Racism and discrimination
Racist attacks and other racially motivated crimes continued to target Romani and Jewish communities. Public statements by senior political figures and the news media fostered racism and intolerance. Prime Minister Ferenc Gyurcsány apologized after referring to the Saudi Arabian football team as "full of terrorists" in February. The Vice-Chairman of Parliament's Human Rights Commission, Zsolt Semjén, also came in for criticism in February for a homophobic jibe at a rival political party.
In February the Constitutional Court declared provisions in a housing decree to be discriminatory and unconstitutional. The decree declared people ineligible for social housing if they had previously occupied accommodation without legal entitlement. The Court held that the decree had a disproportionately negative effect on Roma, and conflicted with local government obligations to house the socially deprived. Romani families reportedly received eviction notices even during a moratorium on winter evictions.
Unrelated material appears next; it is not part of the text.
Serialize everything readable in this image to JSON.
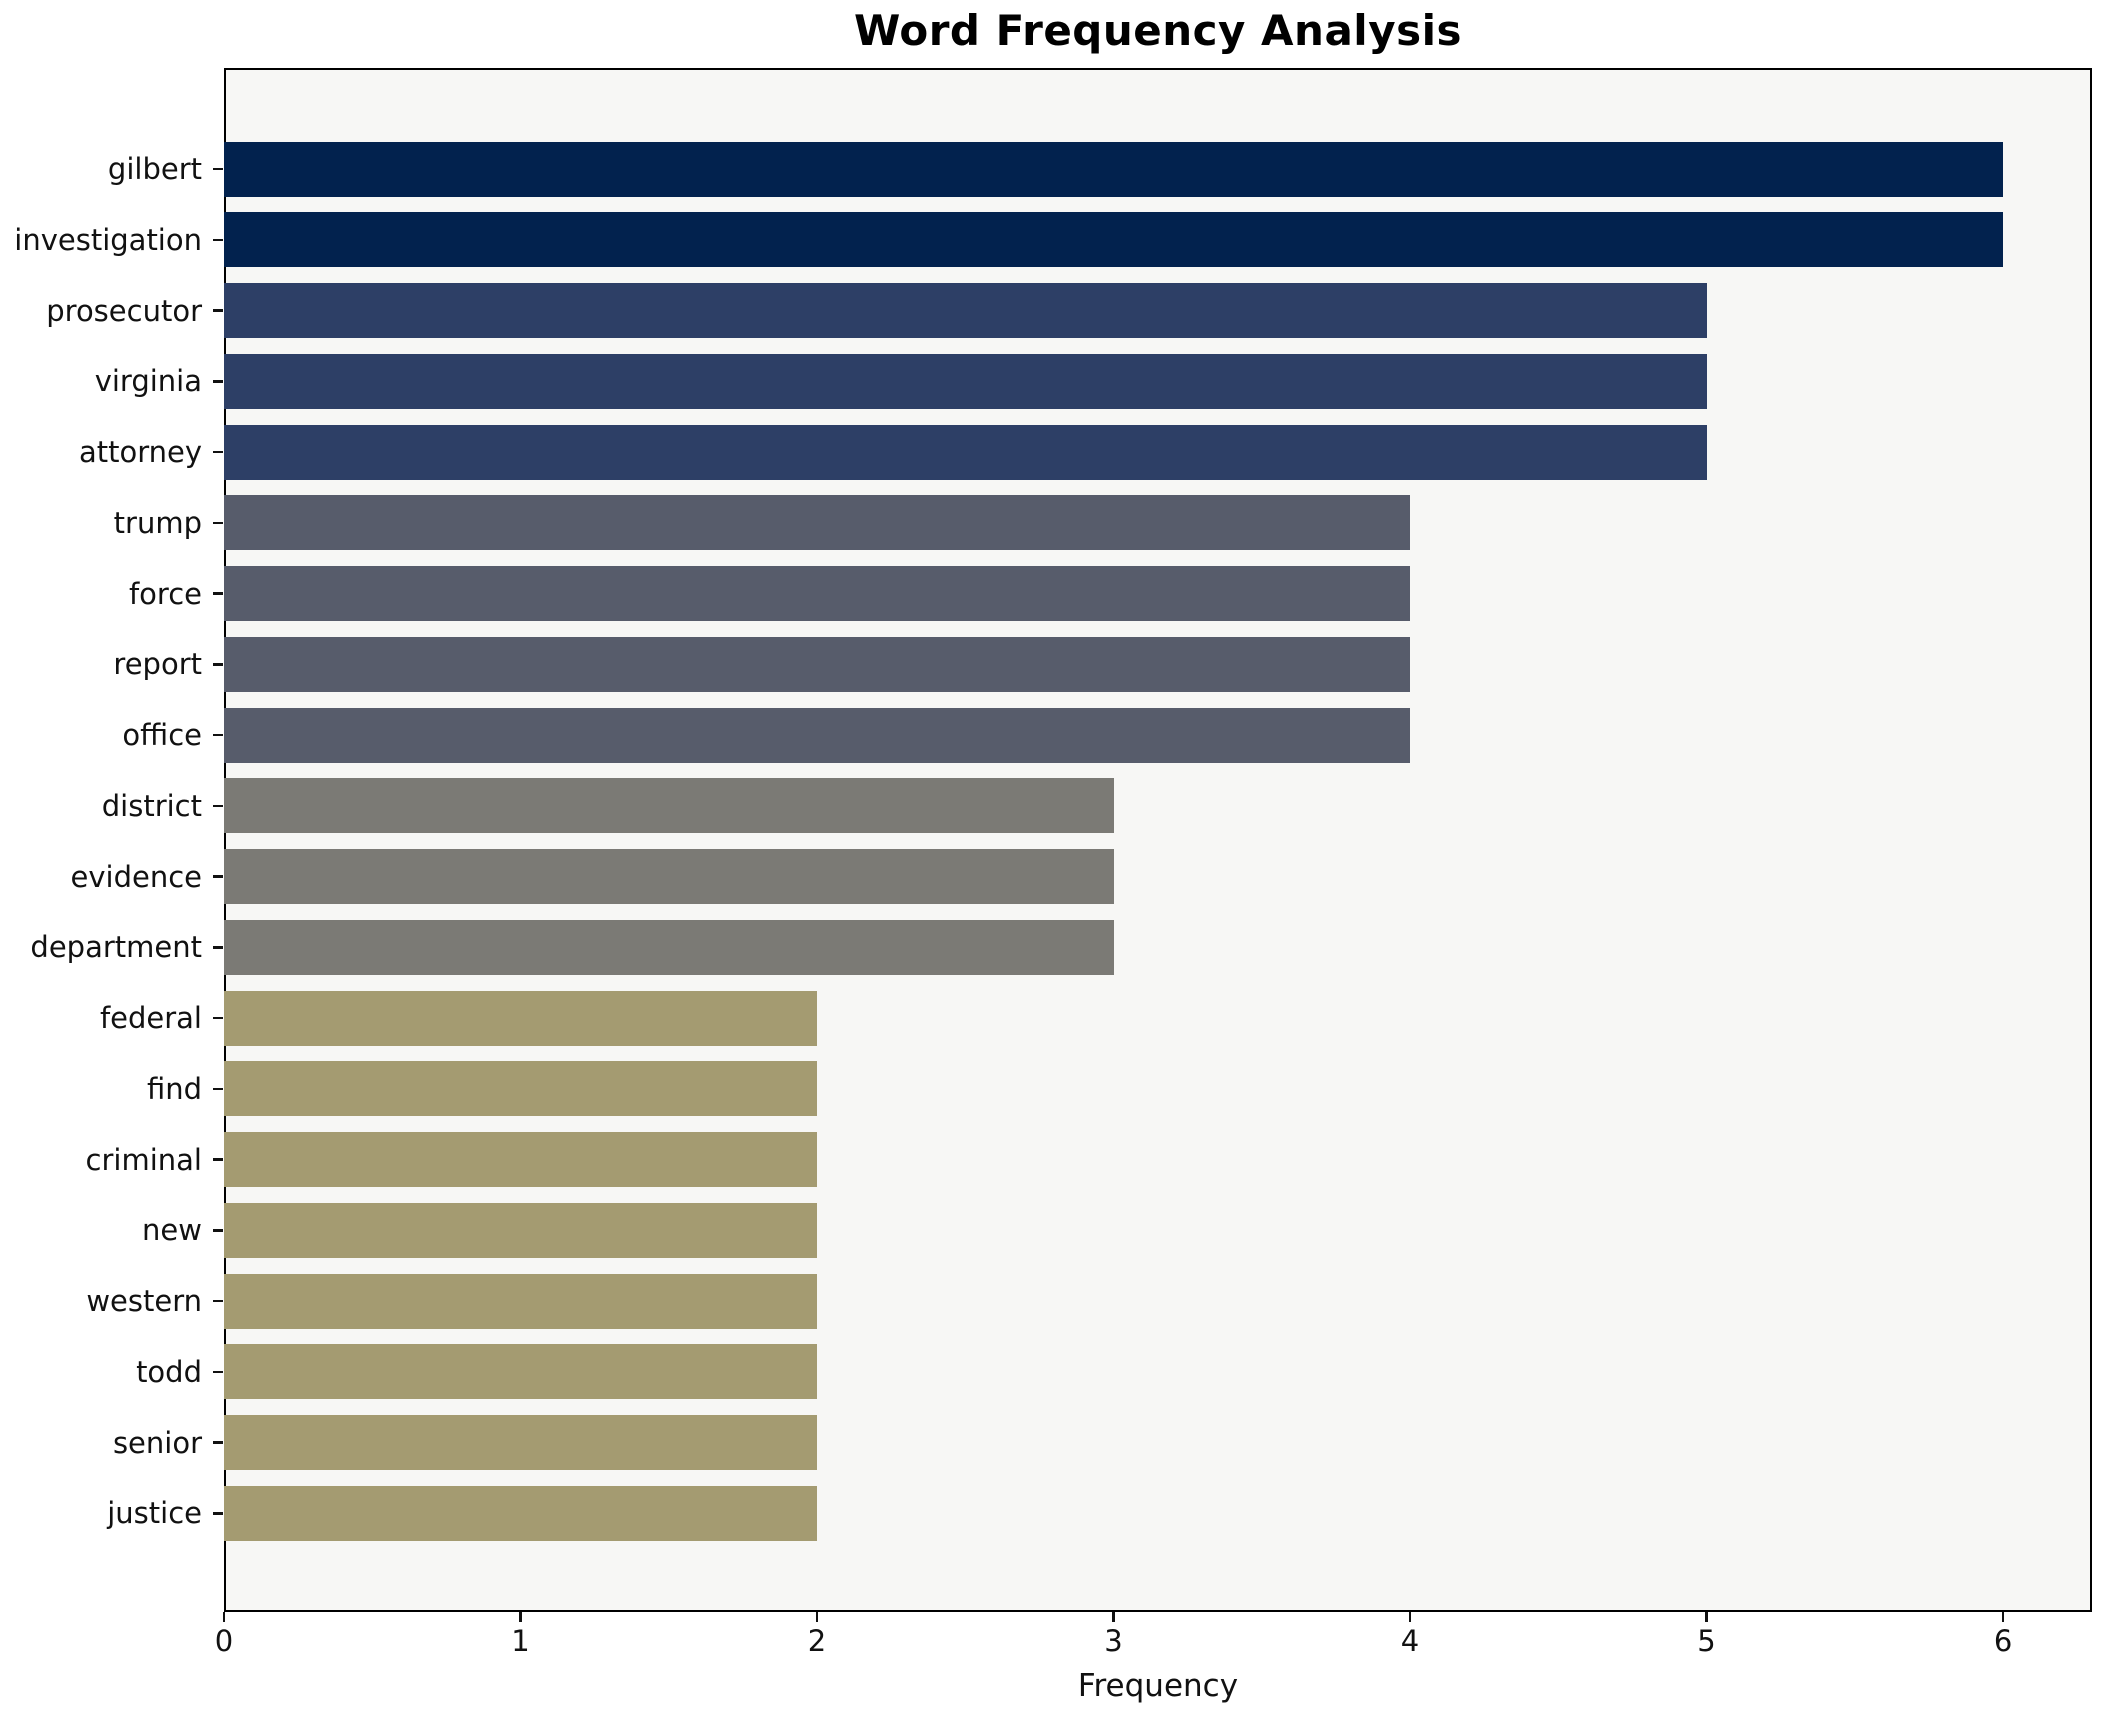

- By denying two Romani men entrance to a disco bar in Nagyhalasz, its owners had violated their dignity and infringed legal requirements of equal treatment, the Szabolcs-Szatmár-Bereg County Court held in June. Under comprehensive anti-discrimination legislation from 2003, the Court awarded 150,000 Hungarian forints (US$695) to each man as victims of racial discrimination. The disco bar was ordered to refrain from further discrimination against Roma.
In September, the European Roma Rights Centre based in Budapest, the capital, issued a report on Romani children's rights in Hungary, in advance of a periodic review of Hungary's obligations by the UN Committee on the Rights of the Child in January 2006. The report described how Romani children experienced segregation in education, health care and housing, and said that disproportionately high numbers were removed from their families by the state. More than half of Romani households did not have access to hot running water, and 17 per cent of the Romani population lived in settlements where there is no doctor.
In November the Commissioner for Integration of Disadvantaged and Roma Children at the Hungarian Ministry of Education confirmed that the segregation of Romani children remained a serious problem. At least 3,000 elementary school classes and 178 schools were predominantly made up of Romani students, and 25 per cent of Romani students were being taught in a segregated environment.
The police reportedly downplayed the discriminatory motivation of physical assaults on Roma and other minorities, and this reluctance was claimed to have led to punishments for the perpetrators of violent crimes that did not reflect the gravity of the offence.
- The case of 15-year-old Roma József Patai, who was stabbed on a bus in Budapest in May, was initially treated as a racist crime. However, after it emerged that the perpetrator was himself Roma, the police became reluctant to consider racism as a motive in subsequent crimes.
A resolution on the development of a national strategy to prevent and effectively address domestic violence, passed by parliament in 2003 in response to public concerns, remained largely unimplemented. The draft Law on the Order of Protection, requiring an abusive partner to temporarily leave jointly owned premises, was delayed. The only crisis centre in Budapest for women experiencing violence in the home remained partially closed, and no new shelters were established.
A new law to protect victims of domestic violence was being drafted. However, it still required a court to issue an order to restrain an abuser from approaching a victim, making immediate intervention by the police impossible. In addition, the draft law did not provide for extension of the 10-to-30-day limit of a restraining order, and imposition of such an order remained virtually impossible unless the victim was able or willing to testify against the abuser.
In January the UN Committee on the Elimination of Discrimination against Women found in a landmark case that Hungary had not provided effective protection from domestic violence. In a case brought before the Committee, an applicant who had been subjected to regular and severe violence, and whose partner had threatened both her and the children, was not admitted to a government shelter as none was equipped to accept her with her children, one of whom had severe disabilities. Neither protection nor a legal restraining order was available under national law. Legal proceedings initiated by the applicant herself were slow and ineffective, and a domestic court ordered that she share ownership of their apartment with her partner. The Committee ordered immediate measures to guarantee the physical and mental integrity of the woman and her family, and to ensure that all victims of domestic violence were accorded the maximum protection of the law.